Roses are red, violets are blue, A face like yours belongs in a zoo. Don't worry, I'll be there with you, But not in the cage, but laughing at you.

Why can't orphans use phones? Because they don't know where the home button is.

At a party, a young wife admonished her husband, “That’s the fourth time you’ve gone back for ice cream and cake. Doesn’t it embarrass you?”

“Why should it?” answered her spouse. “I keep telling them it’s for you.”

According to unofficial sources, a new simplified income-tax form contains only four lines:

1. What was your income for the year?

2. What were your expenses?

3. How much have you left?

4. Send it in.

Did you know you can slap an orphan all you want, because what are they gonna do, tell their parents?

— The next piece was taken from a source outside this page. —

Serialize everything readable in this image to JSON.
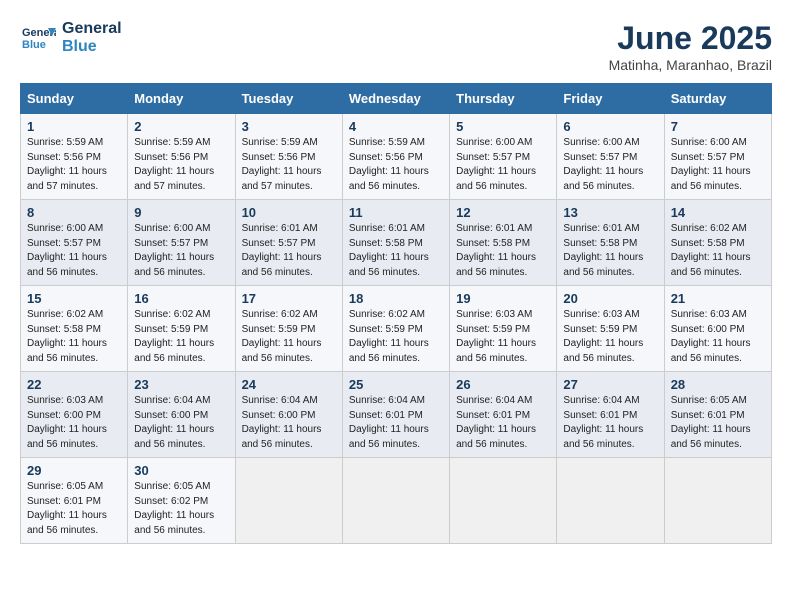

"You the bomb!" No, "you the bomb!" A compliment in America, an argument in Afghanistan.

If gravity pulls things down at 9.8 m/s squared, why did the emo kid not come down?

What did Michael Jackson say to the kid on his lap? "Just beat it, just beat it."

3

So, there was this kid, and he went to a store and said to a person there, "I'm emo." Then the person told the emo, "Why the hell are you here? Shouldn't you be hanging in a tree somewhere?"